I pointed at the comforter, glared at Trixie, and said “NO! Bad girl! Bad girl!”

She had no idea what I was talking about. But she still quickly gave that puppy dog look with her eyes that said, “I’m sorry. What did I do?”

You can’t punish a dog long after whatever she did wrong has passed. She can’t respond if she doesn’t know what she did wrong. Somehow, she had jumped up on the bed, gone exploring, noticed some fascinating items on my bedside table and decided to chew on one of them. I knew some time had passed since she chewed up my hearing aid . . . maybe 15 minutes, a half hour. So she’d have no idea what I was trying to discipline her for.

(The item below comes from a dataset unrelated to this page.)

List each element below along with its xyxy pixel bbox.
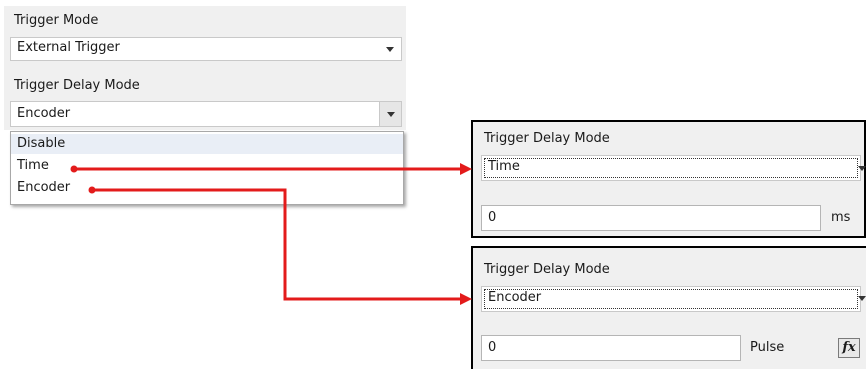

Still, I managed to keep my old Mr. Grumpy Face look for the better part of the day. She knew I was angry with her, but didn’t know why.

She’d frequently give me that puppy dog look with her eyes that just says . . .”what did I do wrong? I want you to love me.” Danged dogs! They can say more with their eyes than any eloquent orator or writer could ever possibly say or write.

She likes to jump up on the bed whenever I’m taking a nap and particularly loves it if I wake up. To her, that means play time. Yesterday morning, before the hearing aid incident, she did that and I covered my head with the blanket . . . and she went crazy trying to find me. Scratching at the blanket, bouncing all over my head, trying to nip my nose . . . and she got me laughing at her antics. That just encouraged her more.

Later, in the afternoon, AFTER the hearing aid incident, I laid down for a nap. She came in, I covered my head with the blanket again, and she tried to play.

“GO AWAY! Leave daddy alone!” I thundered.

And she did.

Again, she knew she had done something wrong, but didn’t know what it was.

She came back, curled up next to me and took a nap with daddy. She would constantly scootch herself closer and closer to me while we napped. She wanted to be as close to me as physically possible.

How are you gonna stay mad at a pup that wants to play, wants to be close to you, wants to love you and wants to be loved back?

Yep, I’ve forgiven her. I just can’t resist her. Her expressive puppy eyes, her puppy kisses, and her unquestioning love and affection, things that are often rather scarce in this world of ours.

Seems to me we can learn a lot from puppies.

Trixie can’t speak. Can’t say a word in English. Yet she communicates with me better than most human beings.

Next week we go buy another $2200 hearing aid.

I’ll keep them in a drawer from now on.